Todo aquel negocio del miedo montado en torno al coronavirus no fue un experimento aislado, sino una prueba piloto. Las sociedades convertidas en rebaños de gente desorientada y asustada pueden aceptar delirios inconcebibles: pueden ser encerradas en sucesivas cárceles psicóticas en donde se creen acechadas por amenazas tan incoercibles como fantasmagóricas (un virus letal, un apocalipsis climático, un archivillano que desea invadirles). Para ello, basta con instilar percepciones de la realidad completamente distorsionadas, pero convenientemente rebozaditas en una costra de paparruchas cientificistas, o en una catarata ininteligible de datos estadísticos, o en cualquier otra farfolla que las gentes desorientadas y asustadas deglutiran como si fuesen verdades reveladas, sin detenerse a pensar, sin poder pensar ya, dispuestas a defender con su peculio y con todo tipo de sacrificios personales los delirios que urden los manipuladores sociales.

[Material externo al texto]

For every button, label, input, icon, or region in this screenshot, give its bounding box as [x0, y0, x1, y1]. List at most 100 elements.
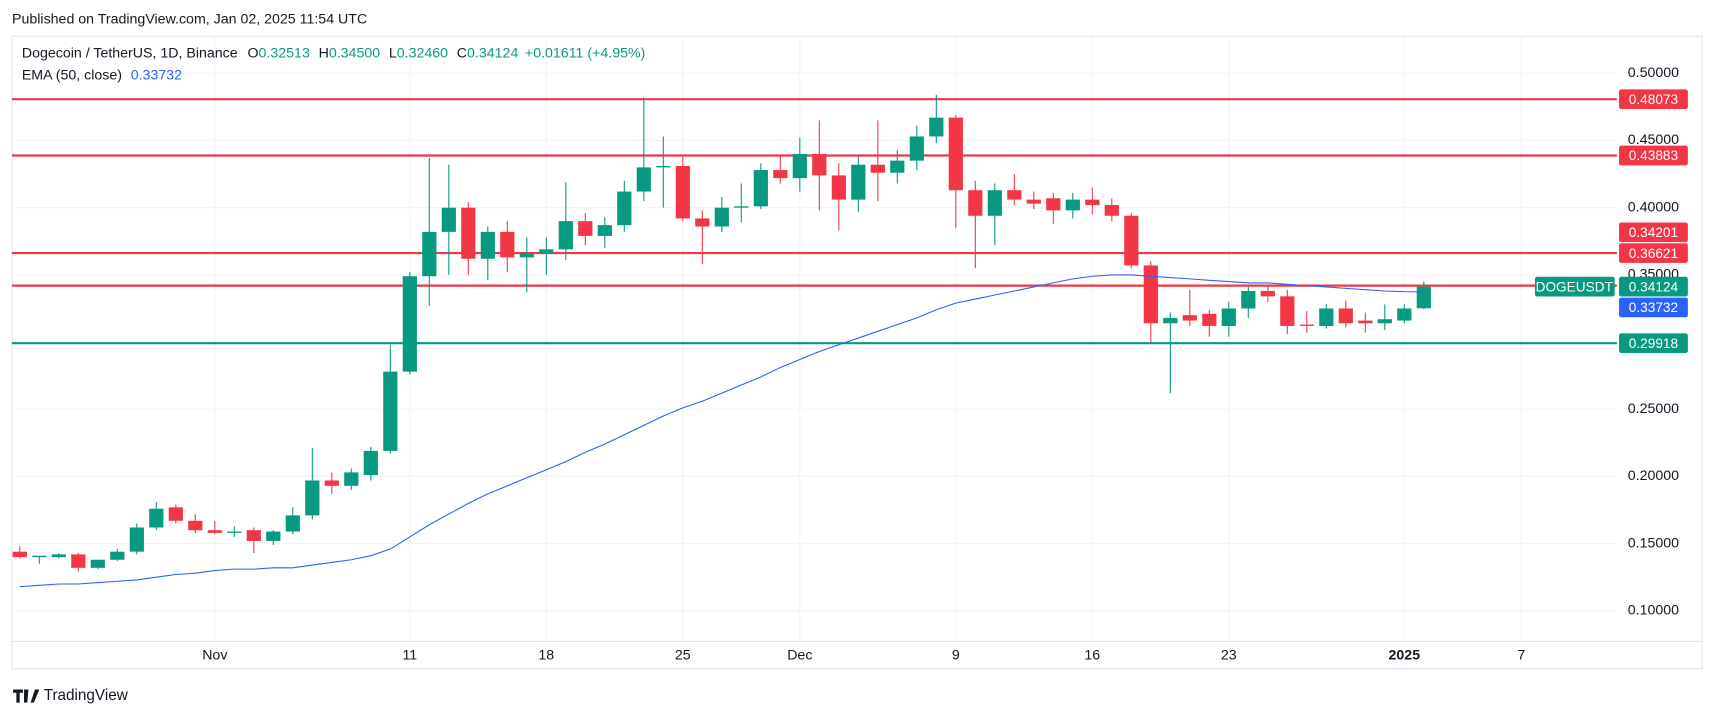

Así, por ejemplo, mientras llueve a cántaros durante más de tres semanas, podrán decirles que la sequía volverá a España tarde o temprano, y cada vez de forma más severa y frecuente debido al «cambio climático causado por el ser humano». O podrán también decir que los yihadistas que han tomado el poder en Siria están promoviendo una «transición inclusiva» que merece ser patrocinada, mientras rebanan cuellos de cristianos y alauitas. O podrán decir también que almacenemos víveres porque Putin se dispone a invadir Europa, cuando apenas puede reconquistar Kursk.
Cuando la gente está desorientada y asustada, las mentiras más burdas pueden imponerse, y a esa gente se le pueden prometer remedios salvíficos, a cambio de que apoquine: hace cinco años terapias génicas llamadas sarcásticamente vacunas; hoy rearmes que nuestro maniquí de Moncloa llama sarcásticamente salto tecnológico en defensas. La colusión que hace cinco años urdieron en combinación con la industria farmacéutica se disponen a hacerla ahora con la industria armamentística. Si entonces lograren hacernos creer que el coronavirus procedía de una delirante sopa de pangolín o murciélago mutante, ¿como no van a conseguir ahora hacernos creer que Putin pretende llegar hasta Lisboa, con sus tanques fabricados con chips de lavadoras y frigoríficos?